A young pachyderm is Salt Lake City's first newborn baby elephant in more than 90 years and will be on display to the public beginning Friday at 9 a.m. at Hogle Zoo. The newborn's mom, Christie, delivered her first baby on Aug. 10 after a 22-month gestation.
Jeffrey D. Allred, Deseret News
When she was born nearly a month ago, the cute baby girl weighed in at 251 pounds and was 36 inches tall.
Since then, Hogle Zoo's new baby elephant has gained another 24 pounds and is an inch taller.
"She's a bundle of energy," Doug Tomkinson, Hogle Zoo's lead elephant keeper, said during a one-hour sneak peak of the baby pachyderm Tuesday.
The baby rambled around her enclosure on somewhat unsteady legs, sometimes appearing to take a run at the fence — just to test if it's still there.

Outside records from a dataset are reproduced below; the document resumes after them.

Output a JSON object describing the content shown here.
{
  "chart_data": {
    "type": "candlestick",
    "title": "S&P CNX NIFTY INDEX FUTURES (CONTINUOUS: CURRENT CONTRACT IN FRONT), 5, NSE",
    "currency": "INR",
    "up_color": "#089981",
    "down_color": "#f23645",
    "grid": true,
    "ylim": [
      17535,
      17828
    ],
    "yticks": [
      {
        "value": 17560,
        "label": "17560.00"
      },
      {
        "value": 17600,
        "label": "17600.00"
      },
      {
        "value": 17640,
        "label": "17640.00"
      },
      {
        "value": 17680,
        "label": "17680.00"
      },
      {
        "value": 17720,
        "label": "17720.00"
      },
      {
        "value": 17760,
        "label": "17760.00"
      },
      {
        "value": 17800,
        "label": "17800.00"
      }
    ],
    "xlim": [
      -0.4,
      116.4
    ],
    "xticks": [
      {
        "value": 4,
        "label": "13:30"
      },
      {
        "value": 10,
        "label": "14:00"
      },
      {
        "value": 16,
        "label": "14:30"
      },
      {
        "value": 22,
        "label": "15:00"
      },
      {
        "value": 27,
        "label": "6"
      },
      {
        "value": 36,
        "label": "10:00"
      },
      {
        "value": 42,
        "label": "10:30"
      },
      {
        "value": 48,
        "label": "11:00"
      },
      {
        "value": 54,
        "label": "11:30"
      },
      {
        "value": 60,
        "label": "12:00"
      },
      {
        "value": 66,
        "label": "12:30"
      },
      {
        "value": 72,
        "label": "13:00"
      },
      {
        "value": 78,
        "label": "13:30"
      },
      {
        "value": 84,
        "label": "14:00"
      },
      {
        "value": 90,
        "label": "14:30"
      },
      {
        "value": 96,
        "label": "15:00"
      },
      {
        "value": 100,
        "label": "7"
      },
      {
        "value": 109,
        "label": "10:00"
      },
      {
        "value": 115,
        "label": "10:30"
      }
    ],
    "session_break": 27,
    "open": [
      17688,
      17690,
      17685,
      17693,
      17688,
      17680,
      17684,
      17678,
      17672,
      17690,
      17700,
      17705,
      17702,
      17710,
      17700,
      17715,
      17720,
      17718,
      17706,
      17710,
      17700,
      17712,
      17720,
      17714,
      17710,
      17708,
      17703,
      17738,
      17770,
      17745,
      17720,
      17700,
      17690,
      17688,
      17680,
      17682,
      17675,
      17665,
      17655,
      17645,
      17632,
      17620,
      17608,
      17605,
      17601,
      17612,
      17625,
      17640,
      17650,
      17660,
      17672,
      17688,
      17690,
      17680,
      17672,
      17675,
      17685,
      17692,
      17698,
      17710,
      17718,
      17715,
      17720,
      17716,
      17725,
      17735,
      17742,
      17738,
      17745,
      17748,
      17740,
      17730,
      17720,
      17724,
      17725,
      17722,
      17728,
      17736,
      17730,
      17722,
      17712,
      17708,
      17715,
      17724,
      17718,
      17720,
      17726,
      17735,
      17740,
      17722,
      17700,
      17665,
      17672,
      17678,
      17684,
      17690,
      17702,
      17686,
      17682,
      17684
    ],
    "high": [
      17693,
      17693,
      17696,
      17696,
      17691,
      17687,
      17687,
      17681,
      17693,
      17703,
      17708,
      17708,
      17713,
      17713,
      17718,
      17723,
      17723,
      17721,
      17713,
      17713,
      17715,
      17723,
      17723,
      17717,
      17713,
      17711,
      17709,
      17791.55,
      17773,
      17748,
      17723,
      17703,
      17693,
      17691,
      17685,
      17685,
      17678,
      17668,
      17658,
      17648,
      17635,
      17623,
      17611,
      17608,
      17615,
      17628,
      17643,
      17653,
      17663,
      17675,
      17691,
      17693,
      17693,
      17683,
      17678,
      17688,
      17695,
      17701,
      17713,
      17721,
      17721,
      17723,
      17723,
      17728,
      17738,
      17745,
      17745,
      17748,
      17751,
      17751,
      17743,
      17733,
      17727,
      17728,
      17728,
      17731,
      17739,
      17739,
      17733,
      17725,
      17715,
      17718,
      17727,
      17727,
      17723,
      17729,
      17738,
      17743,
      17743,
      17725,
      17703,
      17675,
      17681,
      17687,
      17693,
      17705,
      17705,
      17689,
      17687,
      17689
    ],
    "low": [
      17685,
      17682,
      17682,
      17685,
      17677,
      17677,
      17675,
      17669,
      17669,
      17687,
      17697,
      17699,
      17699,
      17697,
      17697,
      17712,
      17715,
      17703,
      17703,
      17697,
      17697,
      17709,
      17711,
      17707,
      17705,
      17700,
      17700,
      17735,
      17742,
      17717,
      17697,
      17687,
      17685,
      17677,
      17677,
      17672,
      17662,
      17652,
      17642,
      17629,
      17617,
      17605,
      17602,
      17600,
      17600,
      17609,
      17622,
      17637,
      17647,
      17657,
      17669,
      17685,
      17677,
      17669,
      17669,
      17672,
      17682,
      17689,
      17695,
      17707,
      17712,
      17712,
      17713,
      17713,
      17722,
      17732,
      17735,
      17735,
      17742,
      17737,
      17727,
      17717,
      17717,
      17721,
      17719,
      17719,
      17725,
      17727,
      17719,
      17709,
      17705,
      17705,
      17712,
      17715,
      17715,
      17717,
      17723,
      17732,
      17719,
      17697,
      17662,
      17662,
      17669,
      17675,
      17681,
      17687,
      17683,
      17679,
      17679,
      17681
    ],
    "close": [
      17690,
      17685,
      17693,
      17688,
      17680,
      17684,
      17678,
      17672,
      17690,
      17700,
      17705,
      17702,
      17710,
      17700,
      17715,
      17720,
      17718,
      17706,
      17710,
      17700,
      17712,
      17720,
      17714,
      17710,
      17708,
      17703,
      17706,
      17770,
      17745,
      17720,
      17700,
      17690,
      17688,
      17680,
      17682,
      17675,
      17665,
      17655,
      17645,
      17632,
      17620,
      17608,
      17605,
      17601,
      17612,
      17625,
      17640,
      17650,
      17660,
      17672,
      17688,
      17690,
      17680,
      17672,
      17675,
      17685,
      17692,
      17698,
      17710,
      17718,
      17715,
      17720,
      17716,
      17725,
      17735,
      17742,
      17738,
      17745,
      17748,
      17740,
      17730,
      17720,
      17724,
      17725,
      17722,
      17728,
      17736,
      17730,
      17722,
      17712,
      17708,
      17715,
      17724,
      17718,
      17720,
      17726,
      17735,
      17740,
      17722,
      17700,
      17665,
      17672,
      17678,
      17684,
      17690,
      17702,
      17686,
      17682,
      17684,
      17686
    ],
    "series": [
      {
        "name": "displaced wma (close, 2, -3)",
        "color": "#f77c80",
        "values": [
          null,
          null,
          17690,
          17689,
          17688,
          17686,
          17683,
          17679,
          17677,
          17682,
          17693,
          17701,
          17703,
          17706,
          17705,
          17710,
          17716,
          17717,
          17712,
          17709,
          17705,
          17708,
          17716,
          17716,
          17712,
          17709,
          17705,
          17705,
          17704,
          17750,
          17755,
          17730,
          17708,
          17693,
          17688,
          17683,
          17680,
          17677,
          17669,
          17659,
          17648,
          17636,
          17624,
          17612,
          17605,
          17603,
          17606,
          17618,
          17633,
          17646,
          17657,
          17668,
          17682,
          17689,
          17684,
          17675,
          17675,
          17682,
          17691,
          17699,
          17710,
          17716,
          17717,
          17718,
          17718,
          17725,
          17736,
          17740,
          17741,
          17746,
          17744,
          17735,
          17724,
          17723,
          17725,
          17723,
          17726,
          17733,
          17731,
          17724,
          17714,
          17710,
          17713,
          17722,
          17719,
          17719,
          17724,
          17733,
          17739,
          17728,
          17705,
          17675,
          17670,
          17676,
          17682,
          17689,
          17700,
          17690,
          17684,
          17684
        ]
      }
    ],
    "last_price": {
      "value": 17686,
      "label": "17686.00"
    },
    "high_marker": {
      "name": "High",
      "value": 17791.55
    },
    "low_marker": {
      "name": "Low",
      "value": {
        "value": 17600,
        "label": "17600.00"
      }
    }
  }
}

"She's not shy," Tomkinson said.
Later, she frolicked in the mud with her mother to cool off, and even helped splatter mud on some photographers within range.
"This is their first time in the mud together," Tomkinson said of mother and baby.
She also tried to play with the large ball and barbell sitting around the yard.
This unnamed young pachyderm is Salt Lake City's first newborn baby elephant in more than 90 years, and she'll be on display to the public beginning Friday at 9 a.m.
Christie, a 7,900-pound African elephant at Hogle Zoo, delivered her first baby on Aug. 10 after a 22-month gestation.
"I think it's the coolest thing I've ever seen at the zoo," said Doug Lund, assistant zoo director over administration and finance, who has been at the zoo for 35 years. "That little elephant is really an awesome animal."
Hogle Zoo currently boasts a rare double honor. It has the oldest and youngest African elephants found in any U.S. zoo. Dari, 49, the matriarch of U.S. zoo elephants, arrived at the Hogle Zoo in 1967.
Tomkinson said Hogle Zoo has received a lot of well wishes from other zoos because of that double honor. He stressed it has taken a lot of hard work from the zoo's staff to achieve that status.
"She's healthy," he said of the baby elephant. "We're still going to be concerned and keep watching her. … We've passed a lot of big hurdles."
Christie was artificially inseminated in October 2007 so that she and the baby would enjoy some warm weather upon delivery in the summer of 2009. African elephants carry their offspring 20 months to 22 months, the longest of any land mammal.